Zuma criticou ainda os «irresponsáveis» e «oportunistas» que estão a utilizar «sem vergonha» uma tragédia para fazer propaganda política «em vez de colocar em primeiro lugar os interesses dos trabalhadores e do país», numa referência a Julius Malema, antigo responsável da organização de juventude do ANC, de onde foi expulso, e ultimamente muito activo nas zonas mineiras.

Também os comunistas sul-africanos fizeram ouvir a sua voz no 11.º Congresso da COSATU, em especial através da intervenção inicial do seu secretário-geral, Blade Nzimande, que abordou a defesa das conquistas da classe operária e propôs que a tripla aliança no poder deverá assumir a responsabilidade de fazer avançar a revolução democrática nacional.”
Excertos e destaques da minha responsabilidade. Leia na íntegra no Avante.

O texto continua, numa tentativa freudiana de actualizar a caracterização da tripla aliança que governa o país. Neste contexto, apesar de merecer um tom ultimatista – “Os dirigentes do ANC sabem bem que a exploração não tem cor. E que, mais cedo do que tarde, terão de optar claramente entre aprofundar e fazer avançar a revolução democrática nacional ou traí-la.” – e de fazer uma constatação tardia – “uma nova burguesia, que ganha poder no interior do ANC” – os três timoneiros do novo apartheid continuam a ser vistas como as únicas entidades portadoras do futuro e da emancipação da África do Sul.
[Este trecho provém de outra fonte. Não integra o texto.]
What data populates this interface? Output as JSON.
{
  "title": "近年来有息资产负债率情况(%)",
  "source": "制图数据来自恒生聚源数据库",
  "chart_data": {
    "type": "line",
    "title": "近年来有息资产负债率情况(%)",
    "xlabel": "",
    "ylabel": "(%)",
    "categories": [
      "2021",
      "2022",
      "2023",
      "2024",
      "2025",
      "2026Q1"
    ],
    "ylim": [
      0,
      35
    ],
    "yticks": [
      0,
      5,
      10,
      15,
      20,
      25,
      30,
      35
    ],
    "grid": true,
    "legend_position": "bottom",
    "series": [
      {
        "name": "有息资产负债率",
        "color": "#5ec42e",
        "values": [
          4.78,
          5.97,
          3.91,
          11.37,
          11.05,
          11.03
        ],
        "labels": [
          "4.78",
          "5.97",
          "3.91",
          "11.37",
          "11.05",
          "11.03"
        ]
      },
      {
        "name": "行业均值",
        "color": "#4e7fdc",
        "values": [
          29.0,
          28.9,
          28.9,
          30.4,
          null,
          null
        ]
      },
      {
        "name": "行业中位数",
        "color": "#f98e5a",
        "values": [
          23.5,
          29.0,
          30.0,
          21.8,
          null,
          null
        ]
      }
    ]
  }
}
Para o PCP como para o seu congénere, apesar de não estarem isentos de desafios, nunca de culpa, a clique de Jacob Zuma, de Gwede Mantashe e de Zwelinzima Vavi, vai poder continuar a matar seja por intermédio das forças de ordem, seja recorrendo aos fura-greves da bem alimentada aristocracia sindical.

À equação apresentada pelo Avante continua a faltar tudo, da natureza das lutas concretas, às consequências da significativa redução da base social de apoio, nomeadamente entre os trabalhadores.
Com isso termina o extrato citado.